Deuxième aspect de la mort, le passage lui-même. Comment se fera-t-il ? dans l’inconscience ou la douleur ? en un instant ou après des mois d'une " longue
et  douloureuse maladie " ? Il y a, dans ce " transfert ", à la fois l’angoisse du départ et  de l'arrachement, et l’inconnu de la destination. Physiquement, on peut imaginer le moment
de la mort comme celui de certaines anesthésies : une plongée dans le noir et le froid. (Personnellement et depuis toujours, j’ai horreur du froid, et garde quelques restes de terreur nocturne
enfantine). 


Dernier point, inquiétant parce qu'irréversible : " et après ". Comme dit la marquise : “ comment serai-je avec Dieu ?”. Toute une vie, on aura
peut-être lutté pour (re)connaître quelle sorte de quelle sorte de foi on vivait vraiment (Cf. Mc 9,24). Une éducation " janséniste " athée n’a pas simplifié ma relation au “péché” ; et quoiqu’en
mon cœur, je croie en un Dieu qui ne peut être qu'Amour, je ne parviens pas à écarter totalement la crainte d’un " Jugement ", dont je serais le procureur, car j’ai la conviction que nul autre
que nous-même, devenu lucide, nous écartera de la vision béatifique. Celui qui est incapable d’amour ici et maintenant, restera in=capable de recevoir un amour absolu et total (un récipient ne
peut contenir davantage que son volume intérieur). 

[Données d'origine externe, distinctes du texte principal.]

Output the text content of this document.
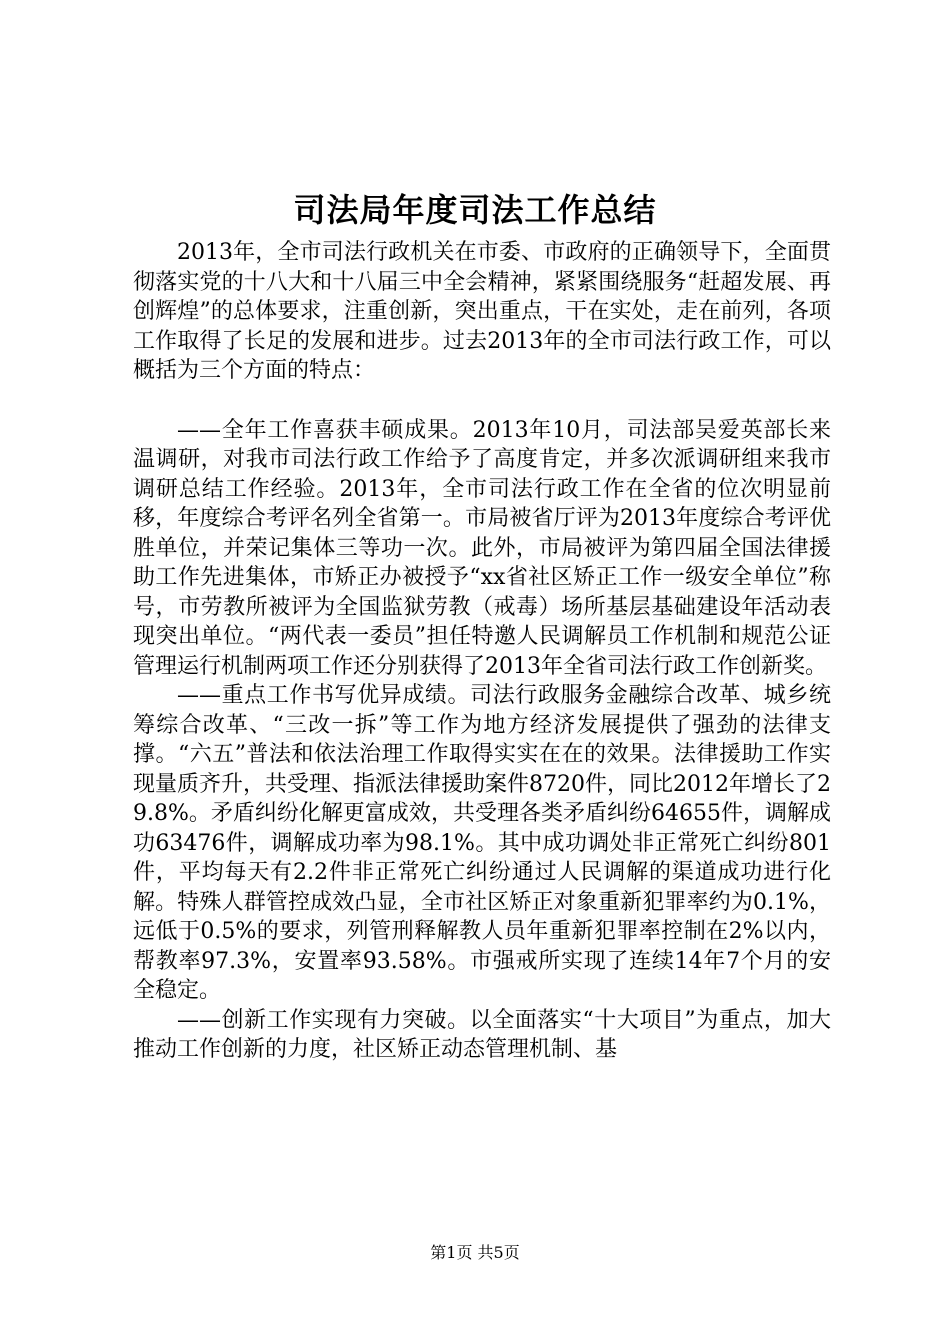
司法局年度司法工作总结

2013年，全市司法行政机关在市委、市政府的正确领导下，全面贯彻落实党的十八大和十八届三中全会精神，紧紧围绕服务“赶超发展、再创辉煌”的总体要求，注重创新，突出重点，干在实处，走在前列，各项工作取得了长足的发展和进步。过去2013年的全市司法行政工作，可以概括为三个方面的特点：

——全年工作喜获丰硕成果。2013年10月，司法部吴爱英部长来温调研，对我市司法行政工作给予了高度肯定，并多次派调研组来我市调研总结工作经验。2013年，全市司法行政工作在全省的位次明显前移，年度综合考评名列全省第一。市局被省厅评为2013年度综合考评优胜单位，并荣记集体三等功一次。此外，市局被评为第四届全国法律援助工作先进集体，市矫正办被授予“xx省社区矫正工作一级安全单位”称号，市劳教所被评为全国监狱劳教（戒毒）场所基层基础建设年活动表现突出单位。“两代表一委员”担任特邀人民调解员工作机制和规范公证管理运行机制两项工作还分别获得了2013年全省司法行政工作创新奖。

——重点工作书写优异成绩。司法行政服务金融综合改革、城乡统筹综合改革、“三改一拆”等工作为地方经济发展提供了强劲的法律支撑。“六五”普法和依法治理工作取得实实在在的效果。法律援助工作实现量质齐升，共受理、指派法律援助案件8720件，同比2012年增长了29.8%。矛盾纠纷化解更富成效，共受理各类矛盾纠纷64655件，调解成功63476件，调解成功率为98.1%。其中成功调处非正常死亡纠纷801件，平均每天有2.2件非正常死亡纠纷通过人民调解的渠道成功进行化解。特殊人群管控成效凸显，全市社区矫正对象重新犯罪率约为0.1%，远低于0.5%的要求，列管刑释解教人员年重新犯罪率控制在2%以内，帮教率97.3%，安置率93.58%。市强戒所实现了连续14年7个月的安全稳定。

——创新工作实现有力突破。以全面落实“十大项目”为重点，加大推动工作创新的力度，社区矫正动态管理机制、基

第1页 共5页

Et pourtant, cette vie est un don immérité et fantastique, que l'on devrait faire fructifier tant qu'il est temps. La mort n'est que le sceau de cette vie reçue, acceptée et, le
mieux possible, bâtie sur l'amour.


Jean-Baptiste Désert

fanfan 02/11/2012 23:13


Je suis une une inconditionnelle admiratrice de la Marquise de Sévigné.
Comme il m'aurait plu de l'avoir pour confidente, mère ou soeur!


Quelle justesse de réflexion...avec une  ouverture sur des possibles..et beaucoup d'incertitudes...


Elle est très moderne cette femme dans sa façon de penser, et d'exprimer ses ressentis, je trouve.


Pour finir petit clin d'oeil à cette dame:


"Dites-nous Marquise où en êtes-vous à présent ou bien où êtes -vous?"